Each time, we pull terribly interested faces. But he realizes quickly from our screwed-up eyes and disoriented camera pointing that he has to drive even closer. And then we reach a point where even we are able to distinguish the amazingly camouflaged big cats from the tall grass!
Here are some more easily identifiable leopards…
Besides the rare(?) leopards, they tally countless other animals here, such as wildebeest, Cape hunting dogs, lions, giraffes, elephants, baboons, etc.
But then they have plenty of water here besides…
On the water in a mokoro dugout
Another high point is to ride the Okavango Delta in a mokoro dugout, basically a four-meter long flat bottomed canoe. These watercraft used for fishing were formerly hewn out of the trunks of kigelia trees (aka sausage trees). Today they are made of fiberglass to keep the big trees from being cut down.
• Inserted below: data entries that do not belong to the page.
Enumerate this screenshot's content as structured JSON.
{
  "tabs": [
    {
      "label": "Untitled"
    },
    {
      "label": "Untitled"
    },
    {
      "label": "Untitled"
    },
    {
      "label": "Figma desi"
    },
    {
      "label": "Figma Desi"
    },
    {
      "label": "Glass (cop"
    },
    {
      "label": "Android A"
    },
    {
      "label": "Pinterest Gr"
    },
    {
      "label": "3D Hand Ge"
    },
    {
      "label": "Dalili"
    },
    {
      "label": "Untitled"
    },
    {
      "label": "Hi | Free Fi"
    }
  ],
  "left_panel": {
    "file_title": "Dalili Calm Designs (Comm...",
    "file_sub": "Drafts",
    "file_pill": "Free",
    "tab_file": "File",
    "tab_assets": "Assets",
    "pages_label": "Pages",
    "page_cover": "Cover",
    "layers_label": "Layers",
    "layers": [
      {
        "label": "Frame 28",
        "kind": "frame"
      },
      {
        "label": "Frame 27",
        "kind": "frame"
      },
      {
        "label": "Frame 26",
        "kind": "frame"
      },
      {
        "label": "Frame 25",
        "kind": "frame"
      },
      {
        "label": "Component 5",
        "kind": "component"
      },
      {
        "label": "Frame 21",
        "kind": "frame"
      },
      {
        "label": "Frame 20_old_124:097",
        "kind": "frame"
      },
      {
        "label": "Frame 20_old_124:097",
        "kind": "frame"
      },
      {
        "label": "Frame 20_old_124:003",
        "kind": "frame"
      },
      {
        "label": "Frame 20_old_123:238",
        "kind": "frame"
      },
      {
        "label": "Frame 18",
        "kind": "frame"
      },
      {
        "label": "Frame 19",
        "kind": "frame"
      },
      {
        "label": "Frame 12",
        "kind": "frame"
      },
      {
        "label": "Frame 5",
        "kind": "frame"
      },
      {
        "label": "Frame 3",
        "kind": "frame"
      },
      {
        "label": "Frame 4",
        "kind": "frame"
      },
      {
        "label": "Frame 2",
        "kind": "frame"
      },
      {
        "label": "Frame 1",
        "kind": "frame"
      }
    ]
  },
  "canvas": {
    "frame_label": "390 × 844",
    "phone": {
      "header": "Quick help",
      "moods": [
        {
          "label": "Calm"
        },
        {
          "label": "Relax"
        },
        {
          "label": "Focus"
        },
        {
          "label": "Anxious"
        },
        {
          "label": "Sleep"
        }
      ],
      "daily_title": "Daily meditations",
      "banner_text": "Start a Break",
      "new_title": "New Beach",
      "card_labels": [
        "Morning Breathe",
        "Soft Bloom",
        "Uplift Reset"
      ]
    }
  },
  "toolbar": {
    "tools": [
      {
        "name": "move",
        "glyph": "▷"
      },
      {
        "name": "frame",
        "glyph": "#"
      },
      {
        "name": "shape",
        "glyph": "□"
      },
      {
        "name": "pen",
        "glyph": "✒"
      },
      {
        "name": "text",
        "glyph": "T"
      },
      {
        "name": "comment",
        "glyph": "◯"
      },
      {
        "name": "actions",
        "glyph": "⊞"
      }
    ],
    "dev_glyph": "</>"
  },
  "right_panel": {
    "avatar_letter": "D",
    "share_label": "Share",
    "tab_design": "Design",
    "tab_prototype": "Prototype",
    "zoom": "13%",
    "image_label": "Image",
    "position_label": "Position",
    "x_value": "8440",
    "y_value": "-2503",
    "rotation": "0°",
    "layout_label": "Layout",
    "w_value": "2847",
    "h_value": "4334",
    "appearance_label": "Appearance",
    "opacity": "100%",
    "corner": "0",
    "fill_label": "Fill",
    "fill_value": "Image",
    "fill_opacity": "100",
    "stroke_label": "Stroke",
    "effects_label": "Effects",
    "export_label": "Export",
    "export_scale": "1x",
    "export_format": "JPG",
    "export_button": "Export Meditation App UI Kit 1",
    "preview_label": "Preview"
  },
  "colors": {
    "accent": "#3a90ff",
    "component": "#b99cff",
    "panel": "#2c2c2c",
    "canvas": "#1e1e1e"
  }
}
In the flat Okavango Delta, the dugouts can be slowly poled across the water; the motion is reminiscent of a gondola ride in Venice. Well, they actually poke along more than they row, but in any event we glide silently and gently through the channels lined with reeds and water lilies… marvelous!
As long as we don’t run into some ill-tempered hippo…
Many thanks to…
…our guide Kambango, who took us up close to the beauty and uniqueness of the Okavango Delta and gave us three first-rate safari days!